"Hot" function optimization recommendations

kugel@xxxxxxxxxxx (Thomas Martitz) · Fri, 05 Apr 2013 09:41:54 +0200

Am 05.04.2013 01:08, schrieb Justin Chudgar:
> I had experimentally thrown an optimization into my module's only significantly
> warm functions. Since I am a novice, this was a just-for-kicks experiment, but
> I would like to know whether to optimize at all beyond the general "-O2", and
> what platforms are critical to consider since I only use pulse on systems that
> are sufficient to run at "-O0" without noticeable problems beyond unnecessary
> power consumption.
>
>  From another thread:
>
>> I'm not sure what to think about the __attribute__((optimize(3))) usage.
>> Have you done some benchmarking that shows that the speedup is
>> significant compared to the normal -O2? If yes, I guess we can keep
>> them. <tanuk>
> I don't know what to think of them either.

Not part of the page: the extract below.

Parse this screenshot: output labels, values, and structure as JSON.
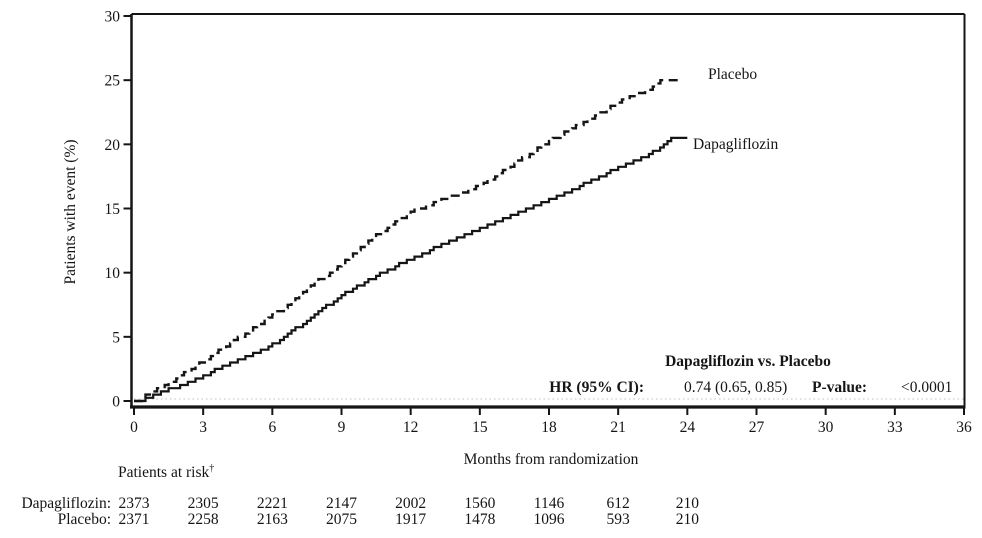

I did a really simplist benchmark
> with the algorithm on my core i3 laptop initially to determine if it was
> useful to keep everything double or float. There was no benefit to reducing
> presicion on this one system, but that attribute was dramatic. Did not try O2,
> though, just 03 and O0. I thought about messing with vectorization, but I only
> have x86-64 PCs and that seems most valuable for embedded devices which I
> cannot test at the moment.
>

*Any* optimization level is a *massive* speedup against -O0. -O0 means 
that all optimizations are disabled, including even basic stuff like 
putting variables into CPU registers. The generated asm by -O0 is 
probably 2-3x as large as on other levels.

Comparing -O0 to anything is not useful, use it only for debugging. For 
useful comparisons compare -O{,s,1,2,3}.

Best regards.